I'm amazed... I'm sitting in the Cupertino library 'cause the SrCtr and Santa Clara lib. are closed. Prop J strikes again. Two days b4 Toma's called asking if I wanted to go to Jamie and Tom's. It was perfect. He wanted to go afternoon, 2:30. For once in my life I had a leisurely time getting ready.
I used to stress about not enough time to get something to take, what to wear, etc. So conditioned to just stressing out. Family tradition. Get there at 8 to help cook. Watch my sisters stroll in whenever. Feeling pressured is now a totally internal dialogue. Hearing the committee in my head, all the criticism I grew up with backed up by intermittent abuse. I think intermittent abuse is the most effective. The not knowing when hell was about to break loose caused a constant state of anxiety. (Wow!! Didn't know that's where the free floating anxiety comes from.) Couldn't show it because that would open the floodgates. So I learned to mask my internal life. Secret Agent. Secret Asian.

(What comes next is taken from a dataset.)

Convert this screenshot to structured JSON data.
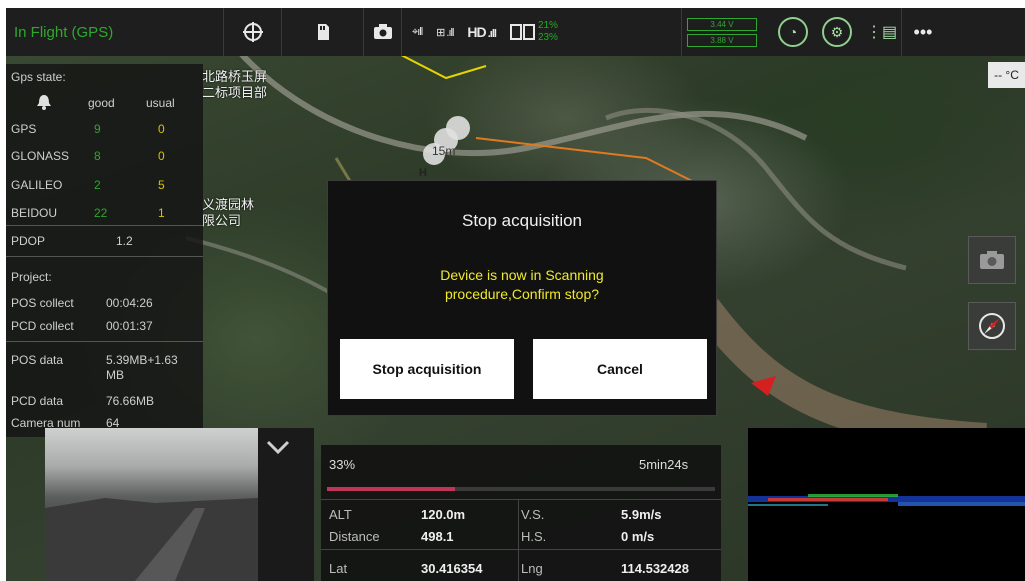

Nobody knows what's going on in me because I don't know. My scariest adventure is looking within. I've come to realize and accept (painfully) that my parents singled me out as the slave-scapegoat. That's why dad wouldn't let me be adopted by rich people. 1) I couldn't be allowed to live a better life than theirs. 2) I was the servant-family dog. Beat the dog so you don't punch the boss. I got scraps my entire life. We moved to California to reduce the interference from the relatives. So I lost all the people who loved me and treated me nicely.
My friends, the ones I still talk to, treat me well and with respect. People I thought of as friends, when I considered their treatment of me, I had to accept I was just an unpaid servant. Just like my family. For the last ten years I've foolishly waited for them to wake up and realize how wonderful I am. Just another bad habit I can break.
I've yet to have a loving relationship. I guess it starts with me.
Who do I want in my life? I must stay present.